Because drones can operate autonomously with no communication to the controller, RF detectors are not always able to detect them and therefore an integrated system is more reliable.
Electro-optical systems detect based on a drones visual signature. Some optics systems include the ability to scan the sky, looking for variations in pixels, that could represent the presence of a drone. Like radar systems, they sometimes detect birds and these false positives need to be quickly discounted to ensure a true risk is identified.
Whilst systems can detect drones, identification may be an important factor if you need to determine whether the drone poses a threat or is carrying contraband. There are many camera systems on the market that are integrated into drone detection and counter drone solutions to aid in the identification of the drone.
The image resolution and range of these cameras is based on the quality of the optics which is linked to cost.
Drones fly in day and night time conditions and therefore we need a solution that can detect them at night and even in complete darkness.
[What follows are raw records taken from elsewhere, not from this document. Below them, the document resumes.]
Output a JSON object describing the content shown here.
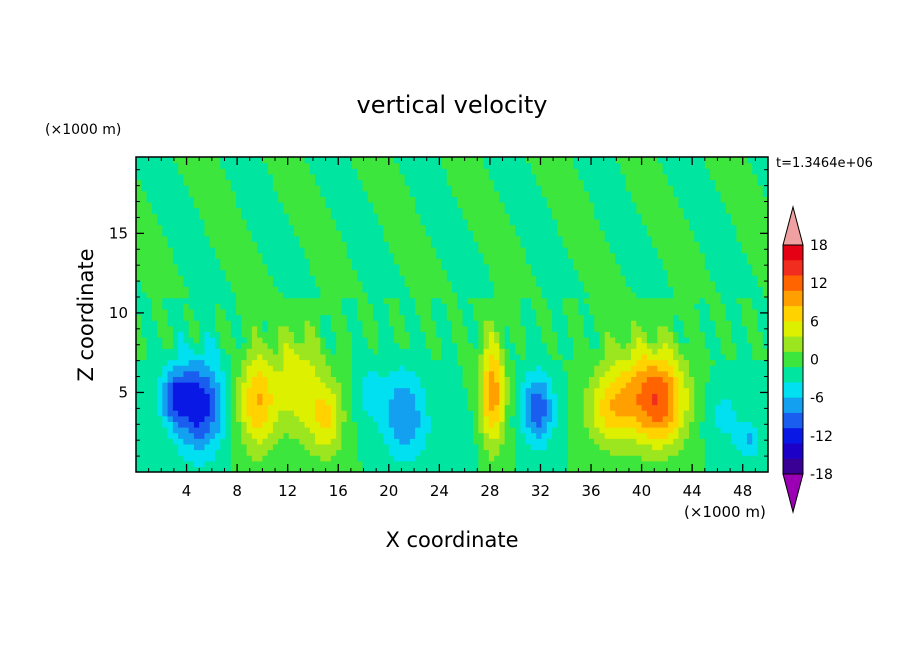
{
  "chart_data": {
    "type": "heatmap",
    "title": "vertical velocity",
    "xlabel": "X coordinate",
    "ylabel": "Z coordinate",
    "x_unit_label": "(×1000 m)",
    "y_unit_label": "(×1000 m)",
    "time_label": "t=1.3464e+06",
    "xlim": [
      0,
      50
    ],
    "ylim": [
      0,
      19.8
    ],
    "x_ticks": [
      4,
      8,
      12,
      16,
      20,
      24,
      28,
      32,
      36,
      40,
      44,
      48
    ],
    "y_ticks": [
      5,
      10,
      15
    ],
    "colorbar": {
      "ticks": [
        18,
        12,
        6,
        0,
        -6,
        -12,
        -18
      ],
      "levels": [
        -21,
        -18,
        -15,
        -12,
        -9,
        -6,
        -3,
        0,
        3,
        6,
        9,
        12,
        15,
        18,
        21
      ],
      "colors": [
        "#9b00b4",
        "#3a0096",
        "#1c00c8",
        "#0a18e6",
        "#1a5ef0",
        "#14a0f0",
        "#00e0f0",
        "#00e6a0",
        "#3ce63c",
        "#9be61e",
        "#dcf000",
        "#ffd200",
        "#ffa000",
        "#ff6400",
        "#f02d1e",
        "#e60014",
        "#f0a0a0"
      ]
    },
    "features": [
      {
        "x": 5.0,
        "z": 4.2,
        "sx": 1.4,
        "sz": 2.1,
        "value": -14
      },
      {
        "x": 3.0,
        "z": 4.8,
        "sx": 0.8,
        "sz": 1.2,
        "value": -9
      },
      {
        "x": 9.6,
        "z": 4.5,
        "sx": 1.1,
        "sz": 2.2,
        "value": 12
      },
      {
        "x": 12.8,
        "z": 5.8,
        "sx": 1.2,
        "sz": 2.4,
        "value": 8
      },
      {
        "x": 15.0,
        "z": 3.5,
        "sx": 1.0,
        "sz": 1.8,
        "value": 9
      },
      {
        "x": 21.2,
        "z": 3.6,
        "sx": 1.2,
        "sz": 2.0,
        "value": -9
      },
      {
        "x": 18.5,
        "z": 5.0,
        "sx": 0.8,
        "sz": 1.4,
        "value": -4
      },
      {
        "x": 28.2,
        "z": 5.0,
        "sx": 0.7,
        "sz": 2.4,
        "value": 14
      },
      {
        "x": 31.8,
        "z": 4.0,
        "sx": 0.9,
        "sz": 1.6,
        "value": -11
      },
      {
        "x": 37.5,
        "z": 3.8,
        "sx": 1.3,
        "sz": 1.6,
        "value": 8
      },
      {
        "x": 41.5,
        "z": 4.4,
        "sx": 1.5,
        "sz": 2.0,
        "value": 14
      },
      {
        "x": 39.5,
        "z": 5.5,
        "sx": 2.0,
        "sz": 2.3,
        "value": 7
      },
      {
        "x": 46.5,
        "z": 3.5,
        "sx": 1.1,
        "sz": 1.4,
        "value": -4
      },
      {
        "x": 48.5,
        "z": 2.0,
        "sx": 0.7,
        "sz": 0.8,
        "value": -6
      },
      {
        "x": 25.0,
        "z": 2.0,
        "sx": 1.5,
        "sz": 1.5,
        "value": -2
      }
    ]
  }
}
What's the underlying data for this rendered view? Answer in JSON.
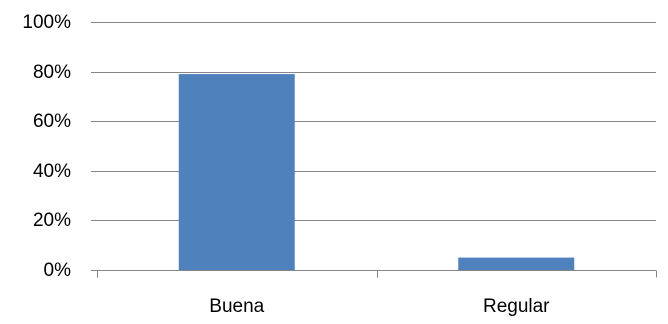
{
  "chart_data": {
    "type": "bar",
    "title": "",
    "xlabel": "",
    "ylabel": "",
    "categories": [
      "Buena",
      "Regular"
    ],
    "values": [
      0.79,
      0.05
    ],
    "ylim": [
      0,
      1
    ],
    "yticks": [
      0,
      0.2,
      0.4,
      0.6,
      0.8,
      1.0
    ],
    "ytick_labels": [
      "0%",
      "20%",
      "40%",
      "60%",
      "80%",
      "100%"
    ],
    "grid": true,
    "legend": "none",
    "colors": {
      "bar": "#4F81BD",
      "grid": "#868686",
      "text": "#000000"
    }
  }
}
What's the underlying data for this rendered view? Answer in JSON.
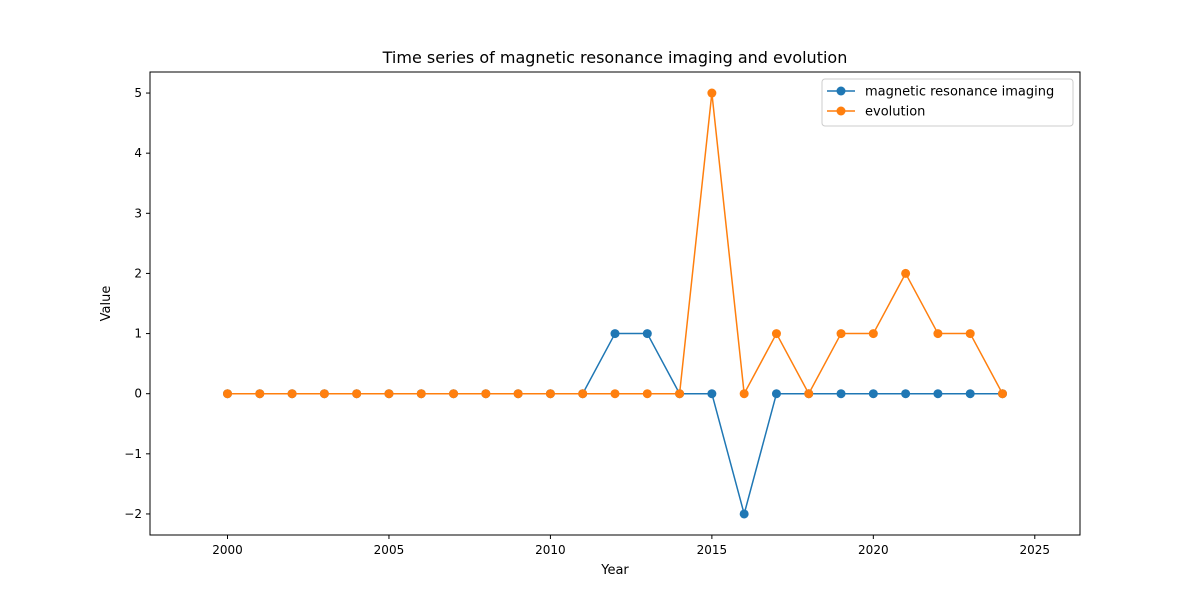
{
  "chart_data": {
    "type": "line",
    "title": "Time series of magnetic resonance imaging and evolution",
    "xlabel": "Year",
    "ylabel": "Value",
    "x": [
      2000,
      2001,
      2002,
      2003,
      2004,
      2005,
      2006,
      2007,
      2008,
      2009,
      2010,
      2011,
      2012,
      2013,
      2014,
      2015,
      2016,
      2017,
      2018,
      2019,
      2020,
      2021,
      2022,
      2023,
      2024
    ],
    "xlim": [
      1997.6,
      2026.4
    ],
    "ylim": [
      -2.35,
      5.35
    ],
    "xticks": [
      2000,
      2005,
      2010,
      2015,
      2020,
      2025
    ],
    "xtick_labels": [
      "2000",
      "2005",
      "2010",
      "2015",
      "2020",
      "2025"
    ],
    "yticks": [
      -2,
      -1,
      0,
      1,
      2,
      3,
      4,
      5
    ],
    "ytick_labels": [
      "−2",
      "−1",
      "0",
      "1",
      "2",
      "3",
      "4",
      "5"
    ],
    "grid": false,
    "legend_position": "top-right",
    "series": [
      {
        "name": "magnetic resonance imaging",
        "color": "#1f77b4",
        "values": [
          0,
          0,
          0,
          0,
          0,
          0,
          0,
          0,
          0,
          0,
          0,
          0,
          1,
          1,
          0,
          0,
          -2,
          0,
          0,
          0,
          0,
          0,
          0,
          0,
          0
        ]
      },
      {
        "name": "evolution",
        "color": "#ff7f0e",
        "values": [
          0,
          0,
          0,
          0,
          0,
          0,
          0,
          0,
          0,
          0,
          0,
          0,
          0,
          0,
          0,
          5,
          0,
          1,
          0,
          1,
          1,
          2,
          1,
          1,
          0
        ]
      }
    ]
  }
}
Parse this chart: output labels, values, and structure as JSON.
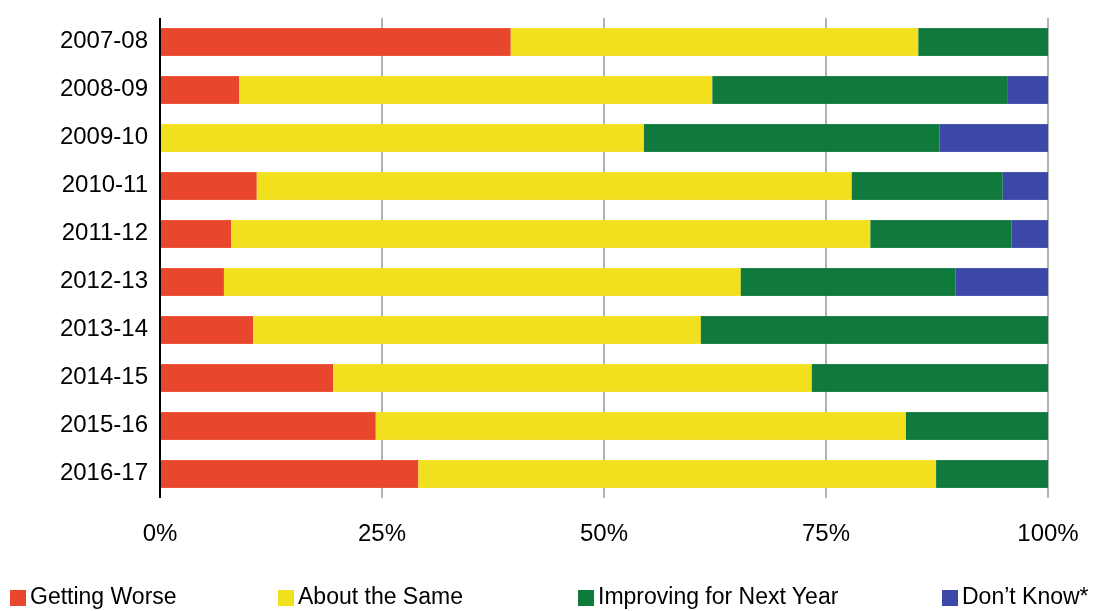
{
  "chart_data": {
    "type": "bar",
    "orientation": "horizontal",
    "stacked": true,
    "categories": [
      "2007-08",
      "2008-09",
      "2009-10",
      "2010-11",
      "2011-12",
      "2012-13",
      "2013-14",
      "2014-15",
      "2015-16",
      "2016-17"
    ],
    "series": [
      {
        "name": "Getting Worse",
        "color": "#e8472e",
        "values": [
          39.5,
          8.9,
          0,
          10.9,
          8.0,
          7.2,
          10.5,
          19.5,
          24.3,
          29.1
        ]
      },
      {
        "name": "About the Same",
        "color": "#f0e01e",
        "values": [
          45.9,
          53.3,
          54.5,
          67.0,
          72.0,
          58.2,
          50.4,
          53.9,
          59.7,
          58.3
        ]
      },
      {
        "name": "Improving for Next Year",
        "color": "#107a3c",
        "values": [
          14.6,
          33.2,
          33.3,
          17.0,
          15.9,
          24.2,
          39.1,
          26.6,
          16.0,
          12.6
        ]
      },
      {
        "name": "Don’t Know*",
        "color": "#3c48a8",
        "values": [
          0,
          4.6,
          12.2,
          5.1,
          4.1,
          10.4,
          0,
          0,
          0,
          0
        ]
      }
    ],
    "xlim": [
      0,
      100
    ],
    "xticks": [
      {
        "value": 0,
        "label": "0%"
      },
      {
        "value": 25,
        "label": "25%"
      },
      {
        "value": 50,
        "label": "50%"
      },
      {
        "value": 75,
        "label": "75%"
      },
      {
        "value": 100,
        "label": "100%"
      }
    ],
    "grid": "x",
    "legend": "bottom"
  }
}
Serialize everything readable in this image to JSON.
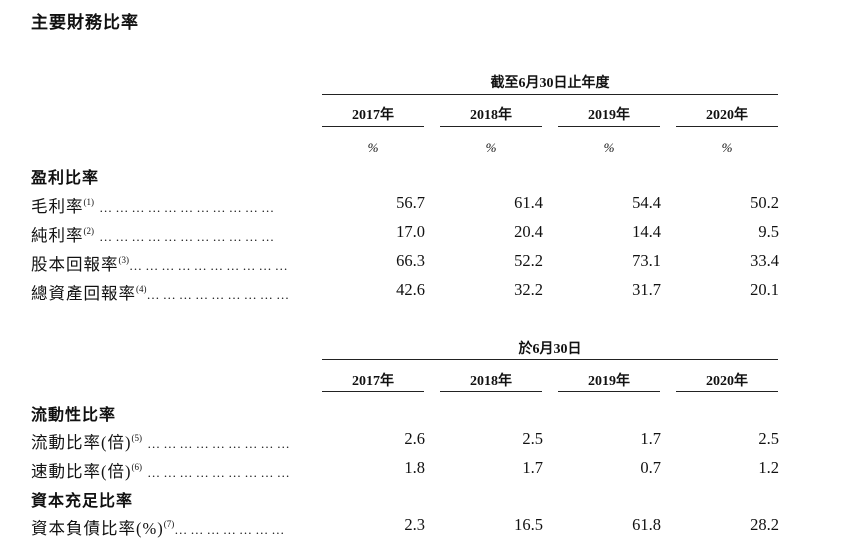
{
  "title": "主要財務比率",
  "table1": {
    "period_header": "截至6月30日止年度",
    "years": [
      "2017年",
      "2018年",
      "2019年",
      "2020年"
    ],
    "units": [
      "%",
      "%",
      "%",
      "%"
    ],
    "section_title": "盈利比率",
    "rows": [
      {
        "label": "毛利率",
        "note": "(1)",
        "dots": "……………………………",
        "values": [
          "56.7",
          "61.4",
          "54.4",
          "50.2"
        ]
      },
      {
        "label": "純利率",
        "note": "(2)",
        "dots": "……………………………",
        "values": [
          "17.0",
          "20.4",
          "14.4",
          "9.5"
        ]
      },
      {
        "label": "股本回報率",
        "note": "(3)",
        "dots": "…………………………",
        "values": [
          "66.3",
          "52.2",
          "73.1",
          "33.4"
        ]
      },
      {
        "label": "總資產回報率",
        "note": "(4)",
        "dots": "………………………",
        "values": [
          "42.6",
          "32.2",
          "31.7",
          "20.1"
        ]
      }
    ]
  },
  "table2": {
    "period_header": "於6月30日",
    "years": [
      "2017年",
      "2018年",
      "2019年",
      "2020年"
    ],
    "section_title": "流動性比率",
    "rows": [
      {
        "label": "流動比率(倍)",
        "note": "(5)",
        "dots": "………………………",
        "values": [
          "2.6",
          "2.5",
          "1.7",
          "2.5"
        ]
      },
      {
        "label": "速動比率(倍)",
        "note": "(6)",
        "dots": "………………………",
        "values": [
          "1.8",
          "1.7",
          "0.7",
          "1.2"
        ]
      }
    ],
    "section_title_2": "資本充足比率",
    "rows_2": [
      {
        "label": "資本負債比率(%)",
        "note": "(7)",
        "dots": "…………………",
        "values": [
          "2.3",
          "16.5",
          "61.8",
          "28.2"
        ]
      }
    ]
  }
}
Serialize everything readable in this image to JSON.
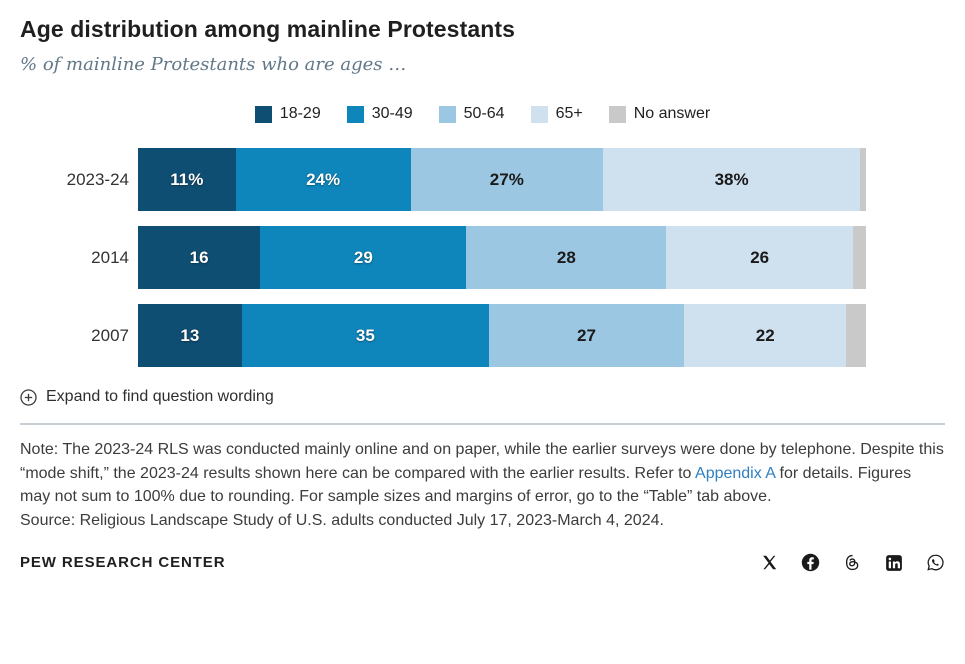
{
  "header": {
    "title": "Age distribution among mainline Protestants",
    "subtitle": "% of mainline Protestants who are ages …"
  },
  "colors": {
    "age_18_29": "#0f4e73",
    "age_30_49": "#0e86bb",
    "age_50_64": "#9cc7e3",
    "age_65_plus": "#cfe0ef",
    "no_answer": "#c9c9c9",
    "subtitle_text": "#627888",
    "link": "#2f7fc1"
  },
  "legend": [
    {
      "label": "18-29",
      "color": "#0f4e73"
    },
    {
      "label": "30-49",
      "color": "#0e86bb"
    },
    {
      "label": "50-64",
      "color": "#9cc7e3"
    },
    {
      "label": "65+",
      "color": "#cfe0ef"
    },
    {
      "label": "No answer",
      "color": "#c9c9c9"
    }
  ],
  "chart_data": {
    "type": "bar",
    "orientation": "horizontal-stacked",
    "title": "Age distribution among mainline Protestants",
    "categories": [
      "2023-24",
      "2014",
      "2007"
    ],
    "series": [
      {
        "name": "18-29",
        "color": "#0f4e73",
        "values": [
          11,
          16,
          13
        ],
        "labels": [
          "11%",
          "16",
          "13"
        ],
        "label_style": "light"
      },
      {
        "name": "30-49",
        "color": "#0e86bb",
        "values": [
          24,
          29,
          35
        ],
        "labels": [
          "24%",
          "29",
          "35"
        ],
        "label_style": "light"
      },
      {
        "name": "50-64",
        "color": "#9cc7e3",
        "values": [
          27,
          28,
          27
        ],
        "labels": [
          "27%",
          "28",
          "27"
        ],
        "label_style": "dark"
      },
      {
        "name": "65+",
        "color": "#cfe0ef",
        "values": [
          38,
          26,
          22
        ],
        "labels": [
          "38%",
          "26",
          "22"
        ],
        "label_style": "dark"
      },
      {
        "name": "No answer",
        "color": "#c9c9c9",
        "values": [
          1,
          2,
          3
        ],
        "labels": [
          "",
          "",
          ""
        ],
        "label_style": "dark"
      }
    ],
    "value_unit": "percent",
    "legend_position": "top-center",
    "grid": false
  },
  "expand": {
    "label": "Expand to find question wording"
  },
  "notes": {
    "note_before": "Note: The 2023-24 RLS was conducted mainly online and on paper, while the earlier surveys were done by telephone. Despite this “mode shift,” the 2023-24 results shown here can be compared with the earlier results. Refer to ",
    "link": "Appendix A",
    "note_after": " for details. Figures may not sum to 100% due to rounding. For sample sizes and margins of error, go to the “Table” tab above.",
    "source": "Source: Religious Landscape Study of U.S. adults conducted July 17, 2023-March 4, 2024."
  },
  "footer": {
    "brand": "PEW RESEARCH CENTER",
    "social": [
      "x",
      "facebook",
      "threads",
      "linkedin",
      "whatsapp"
    ]
  }
}
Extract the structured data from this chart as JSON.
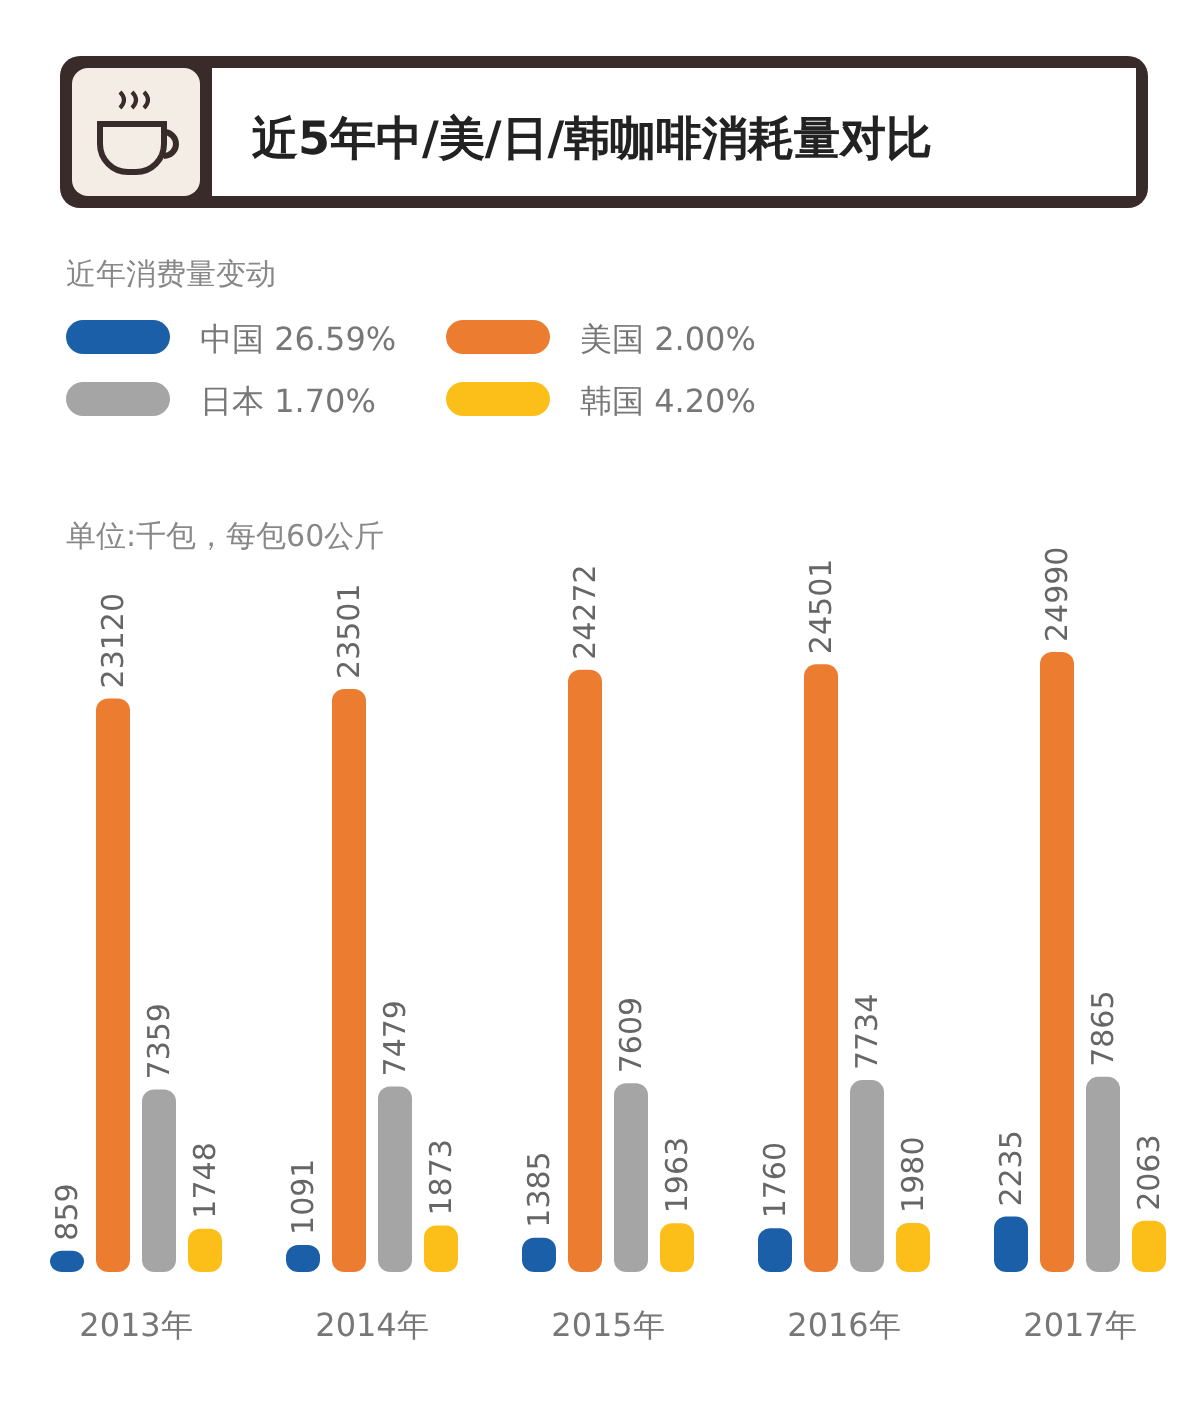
{
  "chart_data": {
    "type": "bar",
    "title": "近5年中/美/日/韩咖啡消耗量对比",
    "subtitle": "近年消费量变动",
    "annotations": [
      "单位:千包，每包60公斤"
    ],
    "categories": [
      "2013年",
      "2014年",
      "2015年",
      "2016年",
      "2017年"
    ],
    "series": [
      {
        "name": "中国 26.59%",
        "color": "#1a5fa8",
        "values": [
          859,
          1091,
          1385,
          1760,
          2235
        ]
      },
      {
        "name": "美国 2.00%",
        "color": "#ec7c30",
        "values": [
          23120,
          23501,
          24272,
          24501,
          24990
        ]
      },
      {
        "name": "日本 1.70%",
        "color": "#a5a5a5",
        "values": [
          7359,
          7479,
          7609,
          7734,
          7865
        ]
      },
      {
        "name": "韩国 4.20%",
        "color": "#fcbf1a",
        "values": [
          1748,
          1873,
          1963,
          1980,
          2063
        ]
      }
    ],
    "data_labels": true,
    "legend": "top left"
  }
}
Infrared cameras detect drones based on their heat signature. The more heat an object produces, the more thermal contrast it generates, and the easier it is to see. Because of this, infrared imaging even functions in zero-light conditions. It also has extreme long-range capabilities, making it ideal for drone detection.
The quality of the optics, detection capability, and effective range are all linked to cost. A infrared solution would not normally be used in isolation, but rather as a part of an integrated solution.
Many systems integrate a variety of different sensors so they provide a more robust detection capability.
The use of multiple detection elements will increase the probability of successful detection, given that on individual detection system is entirely fail proof.